И не думали они, что став первоапостолами, сами будут практиковать содеянное за трапезой Иисусом под именем Евхаристии, как напоминание о жертве, принесенной Мессией. А ритуал этот станут повторять в веках, определив конец ему лишь со вторым пришествием Сына Божьего.
Женщины хлопотали, пытаясь услужливостью своей развеять грусть, но это мало помогало. У каждого в голове свои мысли.
Иисус тоже как бы подтвердил, что он далек от стола, вопросом:
— Отчего нет Магдалины среди нас? Ответила Иоанна:
— Она осталась в Иерусалиме.
— Не в руках ли она легионеров?
— Нет. Она предупредила меня, что останется.
Иоанна промолчала, что Мария Магдалина взяла у нее изрядную сумму денег. Она, конечно же, не утаила бы от Иисуса сей правды спроси он ее прямо, но он больше не задал ни одного вопроса.
Когда доеден был агнец, испито достаточно вина и трапеза несколько оживилась, Иисус посчитал возможным огласить свой дальнейший план.
— Оставаться в Вифании нам бессмысленно, — не сказал опасно, щадя учеников и хозяев, — и мы подойдем поближе к Иерусалиму. Ночь проведем на горе Елеонской у кого-либо из фермеров, а лучше — в Гефсиманском саду. Едва рассветет, подойдем к Золотым воротам, и как только их откроют — сразу же — к Храму Соломона. Когда заполнится Храм народом, я стану проповедовать.
Ученики взбодрились моментально: выходит, не все потеряно! Объявит еще Иисус себя первосвященником! Он, встав во главе народа, поднимет его против Рима! Он станет царем Израиля, как Давид!
Апостолы поспешили высказать учителю свою единодушную поддержку:
— Мы готовы, равви! Лишь опояшем бедра свои мечами.

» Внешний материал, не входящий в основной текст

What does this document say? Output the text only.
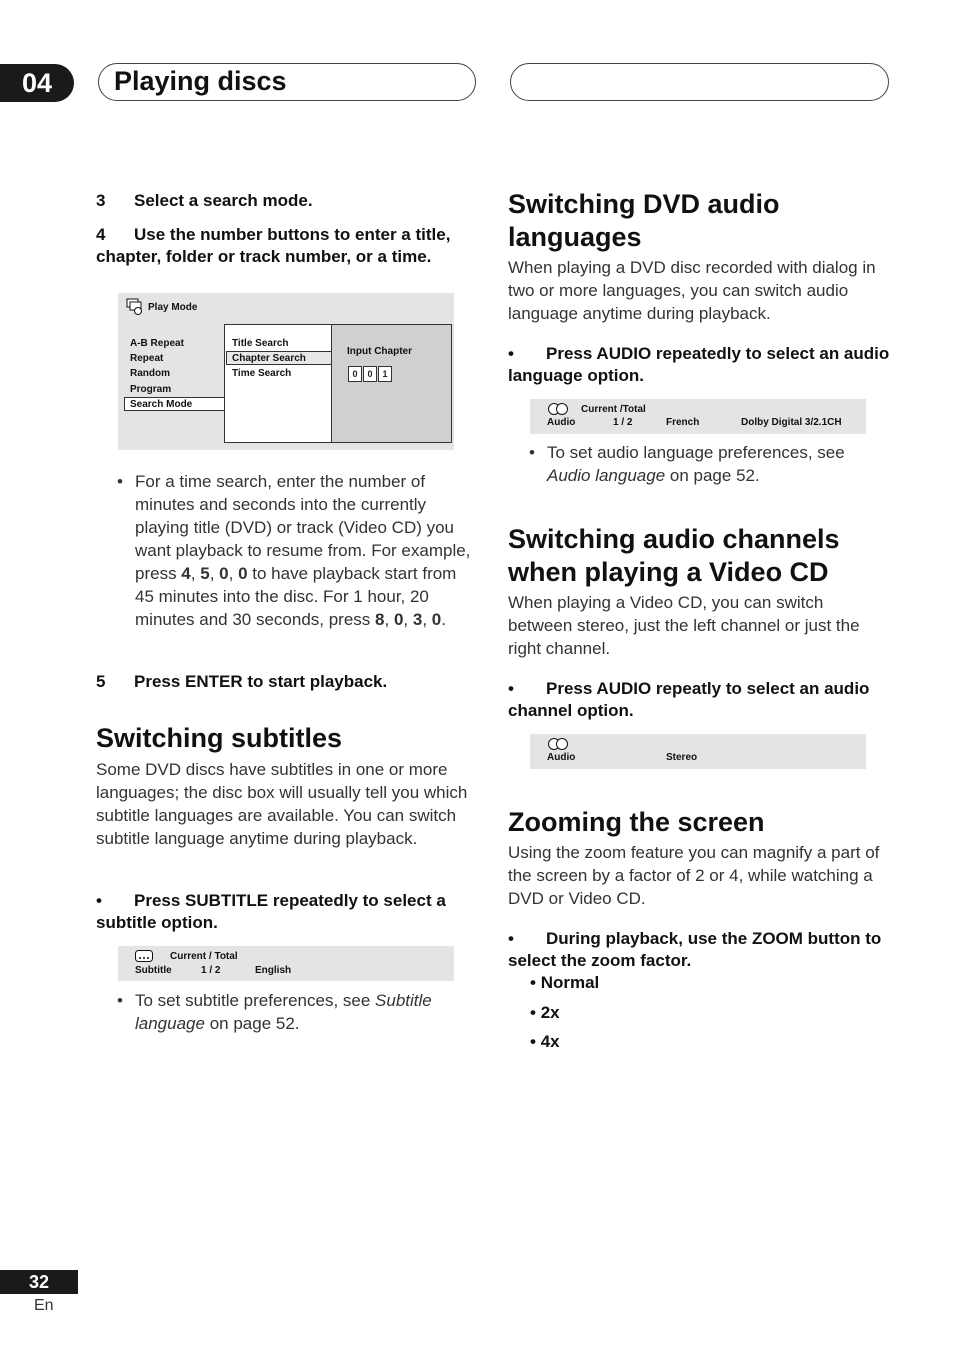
04	Playing discs
3 Select a search mode.
4 Use the number buttons to enter a title, chapter, folder or track number, or a time.
Play Mode
A-B Repeat
Repeat
Random
Program
Search Mode
Title Search
Chapter Search
Time Search
Input Chapter
0	0	1
• For a time search, enter the number of minutes and seconds into the currently playing title (DVD) or track (Video CD) you want playback to resume from. For example, press 4, 5, 0, 0 to have playback start from 45 minutes into the disc. For 1 hour, 20 minutes and 30 seconds, press 8, 0, 3, 0.
5 Press ENTER to start playback.
Switching subtitles
Some DVD discs have subtitles in one or more languages; the disc box will usually tell you which subtitle languages are available. You can switch subtitle language anytime during playback.
• Press SUBTITLE repeatedly to select a subtitle option.
Current / Total
Subtitle	1 / 2	English
• To set subtitle preferences, see Subtitle language on page 52.
Switching DVD audio languages
When playing a DVD disc recorded with dialog in two or more languages, you can switch audio language anytime during playback.
• Press AUDIO repeatedly to select an audio language option.
Current /Total
Audio	1 / 2	French	Dolby Digital 3/2.1CH
• To set audio language preferences, see Audio language on page 52.
Switching audio channels when playing a Video CD
When playing a Video CD, you can switch between stereo, just the left channel or just the right channel.
• Press AUDIO repeatly to select an audio channel option.
Audio	Stereo
Zooming the screen
Using the zoom feature you can magnify a part of the screen by a factor of 2 or 4, while watching a DVD or Video CD.
• During playback, use the ZOOM button to select the zoom factor.
• Normal
• 2x
• 4x
32
En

Вроде бы верный расчет на полную неожиданность, а следовательно, на успех. Увы, запоздалый. Пока они будут идти к саду Гефсиманскому, в Иерусалиме произойдет много событий. И самое главное из них — в город въедет прокуратор Понтий Пилат с целой морой своей личной охраны, и станет в Иерусалиме уже не восемьсот легионеров, а тысяча шестьсот.
Прокуратор остановится во дворце Ирода и тут же соберет совет. Выслушав полемарха и чиновников из претории, поймет возможную опасность беспорядков при столь великом скоплении паломников. А возмутить народ вполне может проповедник из Галилеи, откуда всегда исходили смутьяны, призывающие к свержению Римского права.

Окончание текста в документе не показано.